Diese Zeitung hatte am Wochenende gestützt auf das Öffentlichkeitsgesetz exklusive Zahlen des Bundesamts für Sport veröffentlicht, die aufzeigen, wie viel À-fonds-perdu-Gelder die Schweizer Sportklubs im Detail erhalten haben. Mit den Coronahilfen entschädigt der Bund die Sportklubs für entgangene Ticketeinnahmen, da die vergangene Saison fast ausschliesslich ohne Fans ausgetragen wurde.

Als Referenz für die Zahlungen wurden die durchschnittlichen Ticketeinnahmen der Saison 18/19 berücksichtigt. Und da hatte der EHC Olten mit 3308 Zuschauern in der Quali und 4778 Fans in den Playoffs eine stolze Statistik vorzuweisen.

Nun zeigen die Zahlen, dass in der Swiss League der EHC Olten hinter dem EHC Kloten am meisten profitierte von den Zahlungen, die keine Darlehen sind, sondern Geschenke. Für 24 Spiele bekam der EHC Olten 1184067 Franken ausbezahlt. Zudem steht noch eine weitere Zahlung für die drei Halbfinal-Playoffspiele im April gegen Kloten aus.

EHCO-Geschäftsführer Patrick Reber ist dankbar für die Unterstützung:

«Wir sind sehr zufrieden. Die Beiträge des Bundes, aber auch des Kantons, waren für unsere Organisation sehr wertvoll, um in einer schwierigen Zeit bestehen zu können. Ich würde sogar sagen, dass sie existenziell überlebenswichtig waren, denn gerade bei den Tickets und der Gastronomie haben der eine oder andere Franken gefehlt.»

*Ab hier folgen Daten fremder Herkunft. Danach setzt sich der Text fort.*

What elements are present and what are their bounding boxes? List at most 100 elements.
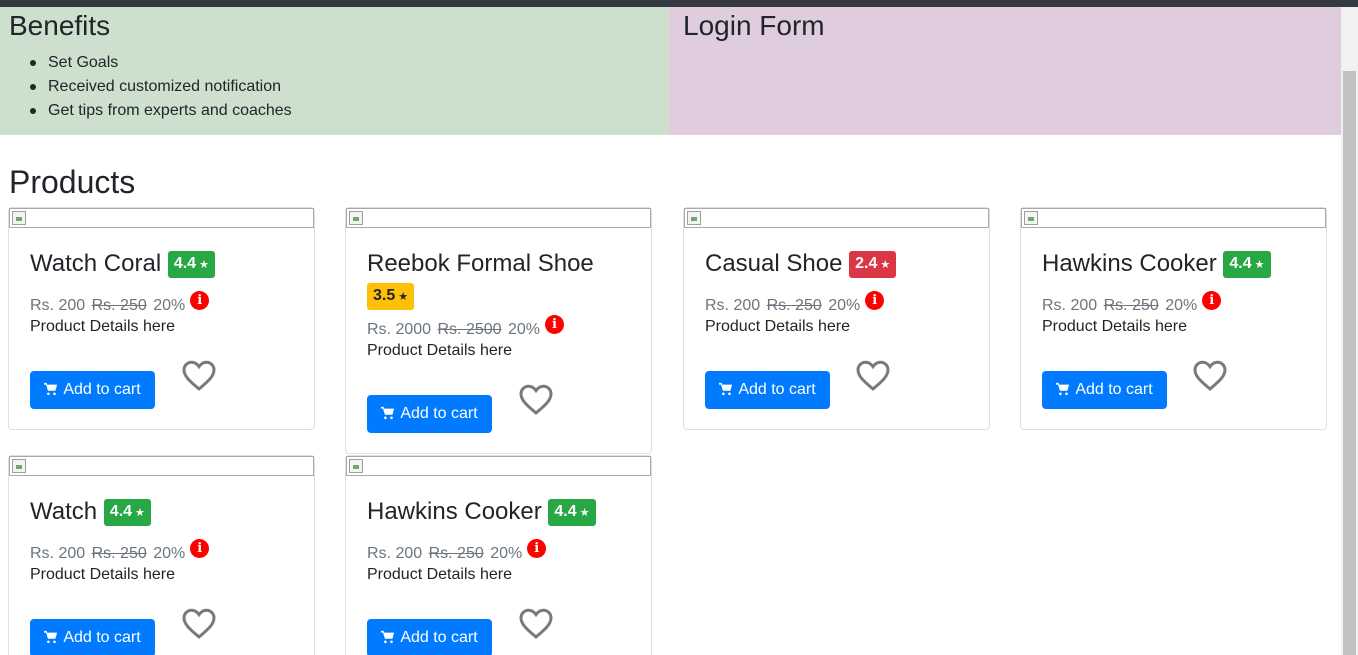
add-to-cart-button[interactable]: Add to cart — [1042, 371, 1167, 409]
login-form-title: Login Form — [683, 10, 825, 41]
rating-value: 2.4 — [855, 255, 878, 272]
add-to-cart-button[interactable]: Add to cart — [30, 371, 155, 409]
add-to-cart-button[interactable]: Add to cart — [705, 371, 830, 409]
add-to-cart-label: Add to cart — [63, 629, 141, 646]
product-name-text: Reebok Formal Shoe — [367, 250, 594, 277]
add-to-cart-button[interactable]: Add to cart — [367, 619, 492, 655]
discount: 20% — [153, 545, 186, 562]
cart-icon — [381, 630, 395, 644]
rating-badge: 4.4 ★ — [167, 251, 215, 278]
info-icon[interactable]: i — [190, 539, 210, 558]
product-card: Reebok Formal Shoe 3.5 ★ Rs. 2000 Rs. 250… — [345, 207, 652, 454]
product-details: Product Details here — [1042, 318, 1187, 335]
old-price: Rs. 250 — [91, 545, 147, 562]
discount: 20% — [508, 321, 541, 338]
product-image — [684, 208, 989, 228]
scrollbar-thumb[interactable] — [1343, 71, 1356, 655]
rating-value: 3.5 — [373, 287, 396, 304]
heart-outline-icon[interactable] — [855, 358, 891, 392]
top-navbar-strip — [0, 0, 1358, 7]
broken-image-icon — [1024, 211, 1038, 225]
price-line: Rs. 2000 Rs. 2500 20% i — [367, 315, 565, 342]
product-name-text: Watch — [30, 498, 98, 525]
login-form-section: Login Form — [669, 7, 1341, 135]
star-icon: ★ — [199, 259, 209, 271]
info-icon[interactable]: i — [545, 315, 565, 334]
cart-icon — [44, 382, 58, 396]
rating-value: 4.4 — [1229, 255, 1252, 272]
star-icon: ★ — [398, 291, 409, 303]
product-name-text: Casual Shoe — [705, 250, 843, 277]
price-line: Rs. 200 Rs. 250 20% i — [30, 539, 210, 566]
vertical-scrollbar[interactable] — [1341, 7, 1358, 655]
info-icon[interactable]: i — [527, 539, 547, 558]
price-line: Rs. 200 Rs. 250 20% i — [367, 539, 547, 566]
product-card: Hawkins Cooker 4.4 ★ Rs. 200 Rs. 250 20% i… — [345, 455, 652, 655]
price: Rs. 200 — [1042, 297, 1098, 314]
rating-badge: 2.4 ★ — [849, 251, 897, 278]
old-price: Rs. 250 — [1103, 297, 1159, 314]
product-image — [346, 208, 651, 228]
add-to-cart-label: Add to cart — [400, 629, 478, 646]
add-to-cart-label: Add to cart — [1075, 381, 1153, 398]
products-title: Products — [9, 164, 136, 200]
broken-image-icon — [12, 459, 26, 473]
product-details: Product Details here — [30, 318, 175, 335]
broken-image-icon — [12, 211, 26, 225]
old-price: Rs. 250 — [91, 297, 147, 314]
benefits-section: Benefits Set Goals Received customized n… — [0, 7, 669, 135]
cart-icon — [381, 406, 395, 420]
discount: 20% — [490, 545, 523, 562]
price: Rs. 200 — [367, 545, 423, 562]
product-name: Watch Coral 4.4 ★ — [30, 248, 300, 280]
product-card: Watch 4.4 ★ Rs. 200 Rs. 250 20% i Product … — [8, 455, 315, 655]
info-icon[interactable]: i — [190, 291, 210, 310]
rating-value: 4.4 — [173, 255, 197, 272]
price: Rs. 200 — [30, 297, 86, 314]
star-icon: ★ — [1254, 259, 1265, 271]
info-icon[interactable]: i — [1202, 291, 1222, 310]
product-name-text: Watch Coral — [30, 250, 162, 277]
discount: 20% — [1165, 297, 1198, 314]
product-card: Watch Coral 4.4 ★ Rs. 200 Rs. 250 20% i Pr… — [8, 207, 315, 430]
rating-badge: 3.5 ★ — [367, 283, 415, 310]
product-card: Casual Shoe 2.4 ★ Rs. 200 Rs. 250 20% i Pr… — [683, 207, 990, 430]
product-name-text: Hawkins Cooker — [367, 498, 542, 525]
price-line: Rs. 200 Rs. 250 20% i — [1042, 291, 1222, 318]
heart-outline-icon[interactable] — [181, 358, 217, 392]
price: Rs. 2000 — [367, 321, 432, 338]
heart-outline-icon[interactable] — [181, 606, 217, 640]
product-name-text: Hawkins Cooker — [1042, 250, 1217, 277]
heart-outline-icon[interactable] — [518, 606, 554, 640]
product-details: Product Details here — [705, 318, 850, 335]
benefits-list: Set Goals Received customized notificati… — [30, 51, 292, 123]
info-icon[interactable]: i — [865, 291, 885, 310]
rating-value: 4.4 — [109, 503, 133, 520]
product-image — [1021, 208, 1326, 228]
price: Rs. 200 — [705, 297, 761, 314]
star-icon: ★ — [135, 507, 145, 519]
heart-outline-icon[interactable] — [1192, 358, 1228, 392]
benefits-title: Benefits — [9, 10, 111, 41]
cart-icon — [1056, 382, 1070, 396]
old-price: Rs. 250 — [766, 297, 822, 314]
page-content: Benefits Set Goals Received customized n… — [0, 7, 1341, 655]
rating-badge: 4.4 ★ — [103, 499, 151, 526]
discount: 20% — [828, 297, 861, 314]
product-image — [9, 208, 314, 228]
discount: 20% — [153, 297, 186, 314]
cart-icon — [719, 382, 733, 396]
broken-image-icon — [687, 211, 701, 225]
benefit-item: Set Goals — [30, 51, 292, 75]
rating-value: 4.4 — [554, 503, 577, 520]
heart-outline-icon[interactable] — [518, 382, 554, 416]
add-to-cart-button[interactable]: Add to cart — [367, 395, 492, 433]
old-price: Rs. 250 — [428, 545, 484, 562]
star-icon: ★ — [579, 507, 590, 519]
benefit-item: Get tips from experts and coaches — [30, 99, 292, 123]
add-to-cart-button[interactable]: Add to cart — [30, 619, 155, 655]
product-card: Hawkins Cooker 4.4 ★ Rs. 200 Rs. 250 20% i… — [1020, 207, 1327, 430]
price-line: Rs. 200 Rs. 250 20% i — [705, 291, 885, 318]
product-details: Product Details here — [367, 566, 512, 583]
benefit-item: Received customized notification — [30, 75, 292, 99]
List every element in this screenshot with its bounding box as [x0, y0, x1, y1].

Reber betont, dass sie es nie als Selbstverständlichkeit erachteten, Coronahilfen zu erhalten. Der CEO streicht die allgemeine Solidarität heraus, die sie in einer schwierigen Zeit erfahren hatten. «Unsere Partner, Sponsoren und viele Abobesitzer haben mit ihrer Solidarität mitgeholfen, dass wir mit einem blauen Auge davongekommen sind. Dafür bedanken wir uns von ganzem Herzen.»